What defines romance? This is “Sweetheart’s Week,” as they now call it, celebrated on the 14th of February.
People sometimes feel blue because they don’t have a special person to share the day with, or cards to read, or candy in a red box. There is not talk of how Valentine’s Day came about.
Spoiler alert, that story didn’t turn out well. St. Valentine married couples in a Christian way and the Romans didn’t like it. He married the jailer’s daughter to her beau—and off with his head. Before he died he left notes of encouragement signed, “Your Valentine.” Ta Da! Valentines.
I loved it as a kid, when amid four feet of snow, we’d send cards to everyone in our class. Spring must not be far away if Valentines were here. The florists love it. Mr. Hershey probably converted to honor Valentine. Conversation hearts? I still buy and eat them. Ah, the Valentine Days of youth.
But what, you might ask, if you had your prince charming riding a mighty steed, come to pick you up? OK, it was a ’65 Mustang, silver grey with a black top, but still a mighty steed. Boy could he move in that car. Shhh. Don’t tell the Edgewood judge. I hear he’s a tough guy.
What if you had the flowers, candy, long walks on the beach, OK the dirt at Tingley beach? When you have been dating someone 53 years and married to them 46, it gets harder and harder to define romance. You’ve done dinner, jewelry, chick flicks—what else is left?
Don’t give up and don’t buy any of those five-foot teddy bears. They gather dust and your dogs and cats get jealous. Since we did not have time to watch nightly television, we decided to be current and we binge watched “Blue Bloods.” Bill and I both liked Tom Selleck. Win, win!
I made popcorn in the microwave oven and we cuddled on the couch. Well, it ran a little short on the romance front. After nine seasons we decided we would never, never move to New York City and we thought the Irish cops looked a lot like my cousins in Iowa.
Next, there was the visit to the Albuquerque Museum. Leonardo Di Vinci and the Renaissance, “Love was in the air.” The Mona Lisa painting was the featured item of Leo’s career. We spent four hours trying to figure out why he painted three ladies on one canvass. What was the deal? Did he love them all or was he cheating on them and just kept adding paint when they came in the room? We strolled through the part where Leo cut people up and showed his skill at nerves and veins.

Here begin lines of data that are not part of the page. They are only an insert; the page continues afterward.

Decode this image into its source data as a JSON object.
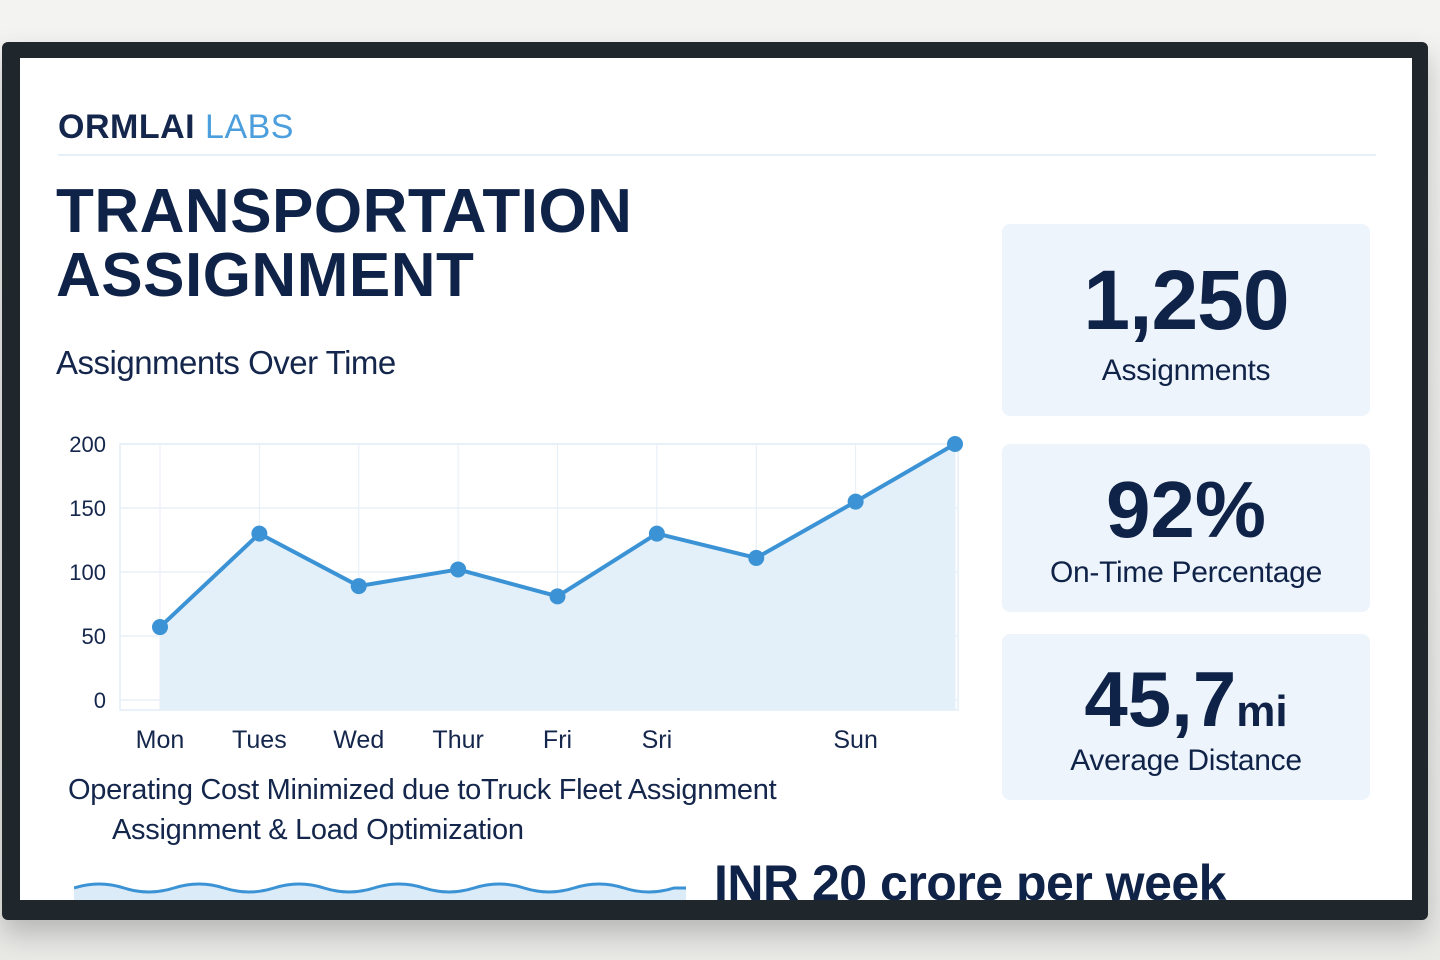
{
  "brand": {
    "name": "ORMLAI",
    "accent": "LABS"
  },
  "title": {
    "line1": "TRANSPORTATION",
    "line2": "ASSIGNMENT"
  },
  "chart_data": {
    "type": "line",
    "title": "Assignments Over Time",
    "xlabel": "",
    "ylabel": "",
    "ylim": [
      0,
      200
    ],
    "yticks": [
      "200",
      "150",
      "100",
      "50",
      "0"
    ],
    "categories": [
      "Mon",
      "Tues",
      "Wed",
      "Thur",
      "Fri",
      "Sri",
      "",
      "Sun",
      ""
    ],
    "series": [
      {
        "values": [
          57,
          130,
          89,
          102,
          81,
          130,
          111,
          155,
          200
        ]
      }
    ],
    "grid": true,
    "fill": true,
    "colors": {
      "line": "#3b93d5",
      "fill": "#e3eff9",
      "grid": "#e4eef7"
    }
  },
  "kpis": [
    {
      "value": "1,250",
      "label": "Assignments"
    },
    {
      "value": "92%",
      "label": "On-Time Percentage"
    },
    {
      "value": "45,7",
      "unit": "mi",
      "label": "Average Distance"
    }
  ],
  "cost": {
    "line1": "Operating Cost Minimized due toTruck Fleet Assignment",
    "line2": "Assignment & Load Optimization",
    "savings": "INR 20 crore per week"
  },
  "colors": {
    "navy": "#0f2247",
    "accent": "#4c9fdc",
    "card_bg": "#eef4fb"
  }
}
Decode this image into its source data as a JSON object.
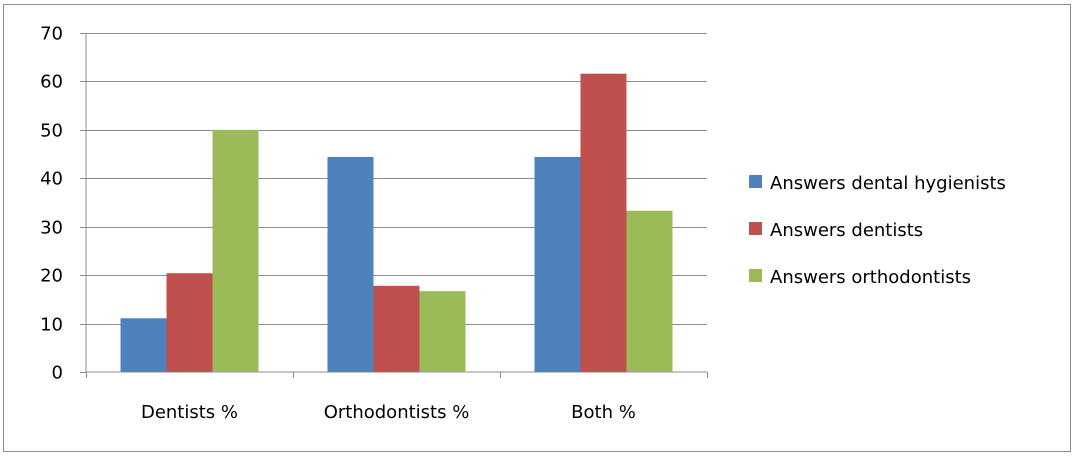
{
  "chart_data": {
    "type": "bar",
    "categories": [
      "Dentists %",
      "Orthodontists %",
      "Both %"
    ],
    "series": [
      {
        "name": "Answers dental hygienists",
        "values": [
          11.1,
          44.4,
          44.4
        ],
        "color": "#4f81bd"
      },
      {
        "name": "Answers dentists",
        "values": [
          20.4,
          17.8,
          61.6
        ],
        "color": "#c0504d"
      },
      {
        "name": "Answers orthodontists",
        "values": [
          50,
          16.7,
          33.3
        ],
        "color": "#9bbb59"
      }
    ],
    "title": "",
    "xlabel": "",
    "ylabel": "",
    "ylim": [
      0,
      70
    ],
    "yticks": [
      0,
      10,
      20,
      30,
      40,
      50,
      60,
      70
    ],
    "grid": true,
    "legend_position": "right"
  }
}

Today those drawings are still part of modern medical lore like “Grey’s Anatomy.” If that won’t put a thrill in your heart, I don’t know romance.
Bill and several other high school boys played with Leo’s toys, (It was permitted. The mothers, girlfriends and lady teachers waited patiently in the room with the religious paintings of the Madonna, not the singer.)
We came home exhausted from cramming all the knowledge of the Renaissance into our brains. We settled again on the coach and lo and behold, “Jeopardy” was just coming on the television. I got an answer, Bill got an answer. We both got an answer, “When was the Renaissance?” It was from the 14th through the 17th century! Yea, we win. We love “Jeopardy” too. Don’t judge! Bill likes Vanna White and I think Alex Trebek is kind of cute.
Romance is not dead if you are with the one you love. Roaring Mouse, still looking for chocolate.